ADVERTISSEMENT AU LECTEUR
Voicy, cher Lecteur, la quatriesme partie de l’Astrée de Messire Honoré d’Urfé, qui est le dernier de ses ouvrages. Elle contient douze livres, comme la premiere, seconde et troisiesme; et afin que tu en sçaches particulierement la raison, je te diray qu’il m’a fait autrefois l’honneur de me communiquer qu’il vouloit faire de toute son œuvre une tragecomedie pastorale, et que, comme nos François ont accoutusmé de les disposer en cinq actes, chasque acte composé de diverses scenes, il vouloit de mesme faire cinq volumes composez de douze livres, afin que chasque volume fust pris pour un acte, et chasque livre pour une scene.
Or son destin ou plustost nostre malheur a voulu qu’il soit mort sans avoir eu le temps de donner à son ouvrage la perfection qu’il ne pouvoit attendre que de luy. Et sans que je m’amuse à te representer combien ce coup fut sensible à mon ame, ce sera assez que tu sçaches qu’outre le regret de sa perte, j’ay failly à mourir de douleur quand j’ay veu que l’interest d’un infame gain avoit porté un libraire à deschirer ses escrits et sa reputation, voulant faire passer pour legitimes deux enfants supposez qui, sous l’authorité de son nom, n’ont pas laissé de courir toutes les parties du monde. [5/6]

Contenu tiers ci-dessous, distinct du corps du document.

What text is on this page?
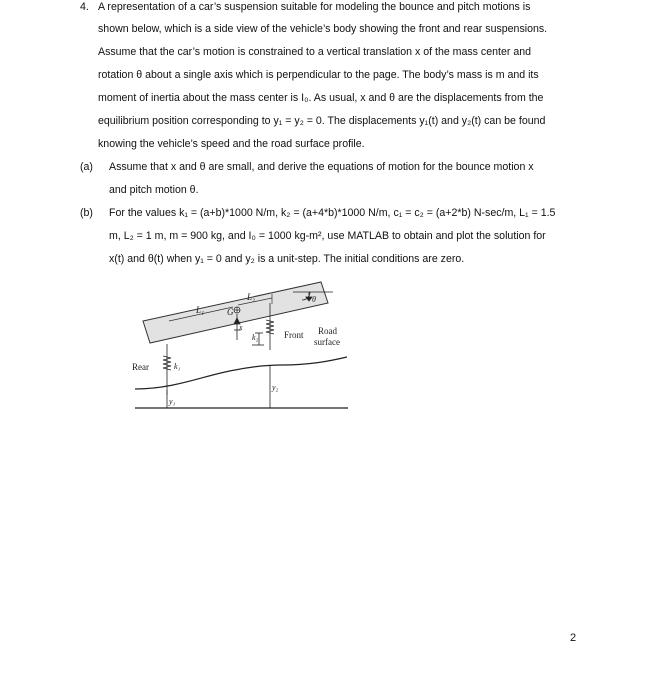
4. A representation of a car’s suspension suitable for modeling the bounce and pitch motions is
shown below, which is a side view of the vehicle’s body showing the front and rear suspensions.
Assume that the car’s motion is constrained to a vertical translation x of the mass center and
rotation θ about a single axis which is perpendicular to the page. The body’s mass is m and its
moment of inertia about the mass center is I₀. As usual, x and θ are the displacements from the
equilibrium position corresponding to y₁ = y₂ = 0. The displacements y₁(t) and y₂(t) can be found
knowing the vehicle’s speed and the road surface profile.
(a) Assume that x and θ are small, and derive the equations of motion for the bounce motion x
and pitch motion θ.
(b) For the values k₁ = (a+b)*1000 N/m, k₂ = (a+4*b)*1000 N/m, c₁ = c₂ = (a+2*b) N-sec/m, L₁ = 1.5
m, L₂ = 1 m, m = 900 kg, and I₀ = 1000 kg-m², use MATLAB to obtain and plot the solution for
x(t) and θ(t) when y₁ = 0 and y₂ is a unit-step. The initial conditions are zero.
L₁
L₂
G
x
θ
k₂
k₁
y₁
y₂
Rear
Front Road
surface
2
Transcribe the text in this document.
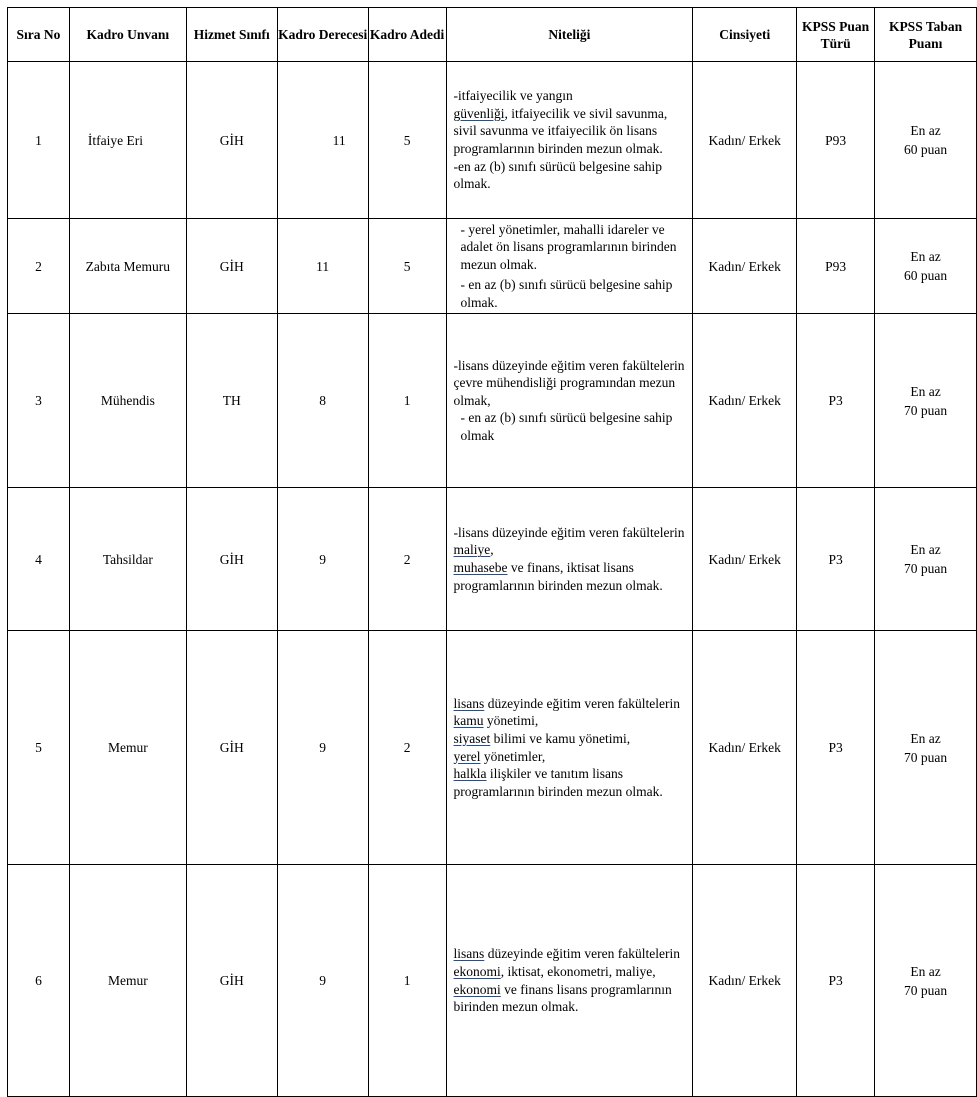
Sıra No	Kadro Unvanı	Hizmet Sınıfı	Kadro Derecesi	Kadro Adedi	Niteliği	Cinsiyeti	KPSS Puan Türü	KPSS Taban Puanı
1	İtfaiye Eri	GİH	11	5	-itfaiyecilik ve yangın
güvenliği, itfaiyecilik ve sivil savunma, sivil savunma ve itfaiyecilik ön lisans programlarının birinden mezun olmak.
-en az (b) sınıfı sürücü belgesine sahip olmak.	Kadın/ Erkek	P93	En az
60 puan

2	Zabıta Memuru	GİH	11	5	- yerel yönetimler, mahalli idareler ve adalet ön lisans programlarının birinden mezun olmak.
- en az (b) sınıfı sürücü belgesine sahip olmak.	Kadın/ Erkek	P93	En az
60 puan

3	Mühendis	TH	8	1	-lisans düzeyinde eğitim veren fakültelerin çevre mühendisliği programından mezun olmak,
- en az (b) sınıfı sürücü belgesine sahip olmak	Kadın/ Erkek	P3	En az
70 puan

4	Tahsildar	GİH	9	2	-lisans düzeyinde eğitim veren fakültelerin
maliye,
muhasebe ve finans, iktisat lisans programlarının birinden mezun olmak.	Kadın/ Erkek	P3	En az
70 puan

5	Memur	GİH	9	2	lisans düzeyinde eğitim veren fakültelerin
kamu yönetimi,
siyaset bilimi ve kamu yönetimi,
yerel yönetimler,
halkla ilişkiler ve tanıtım lisans programlarının birinden mezun olmak.	Kadın/ Erkek	P3	En az
70 puan

6	Memur	GİH	9	1	lisans düzeyinde eğitim veren fakültelerin
ekonomi, iktisat, ekonometri, maliye,
ekonomi ve finans lisans programlarının birinden mezun olmak.	Kadın/ Erkek	P3	En az
70 puan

Durant deux ans, cet accident a esté sans remede, et je croy que la cinquiesme et sixiesme partie dont je parle, seroient encore en estat de subsister, si le desir de conserver la gloire d’un esprit si fameux n’eust porté ceux qui soustiennent aujourd’huy l’esclat de sa maison, à retirer des mains de son Altesse de Savoye l’original de cette quatriesme, d’où ce qui a esté mis de monsieur d’Urfé dans la cinquiesme et sixiesme partie avoit esté malicieusement soustrait. Je le conserve, cet original, plus soigneusement que ma vie, afin que, si j’ay l’honneur d’estre cogneu de toy et que tu vueilles y apprendre la verité de ce que je dis, je te le puisse montrer pour ma justification.
Je l’ay corrigé sur la presse le plus exactement que j’ay pu, pour contribuer à son estime, une partie de ce que je tiens de luy; car il faut que je l’avoue, cher lecteur, que je luy ay toute l’obligation de ce que je suis, et que mon plus sensible desplaisir est de n’avoir pas des qualitez assez bonnes pour luy faire treuver plus de gloire dans le soing qu’il a pris de me former. II en a pourtant fait quelquefois des jugemens plus avantageux que je ne merite, et comme je ne les ay jamais pu entendre sans rougir, aussi ne sçaurois-je avoir l’effronterie de les escrire. Je te supplieray seulement de remarquer, qu’estant sur le poinct de rendre le dernier souspir, il m’ordonna d’achever ce qu’il avoit entrepris, sçachant bien qu’il n’en avoit jamais communiqué le dessein à personne si fidellement qu’à moy. Je ne le vis pas mourir, car c’est sans doute que mon trespas eust accompagné le sien, mais Mademoiselle d’Urfé, sa niepce, que les beautez du corps et de l’esprit rendent si considerable dans le monde, fut conjurée de m’en faire le commandement de sa part. A cela madame la Princesse de Piedmont, sœur de mon Roy, genereuse et juste comme luy, joignit aussi le sien, de sorte que la honte de desobeyr à une si grande princesse et à mon maistre, fut cause que j’y consentis.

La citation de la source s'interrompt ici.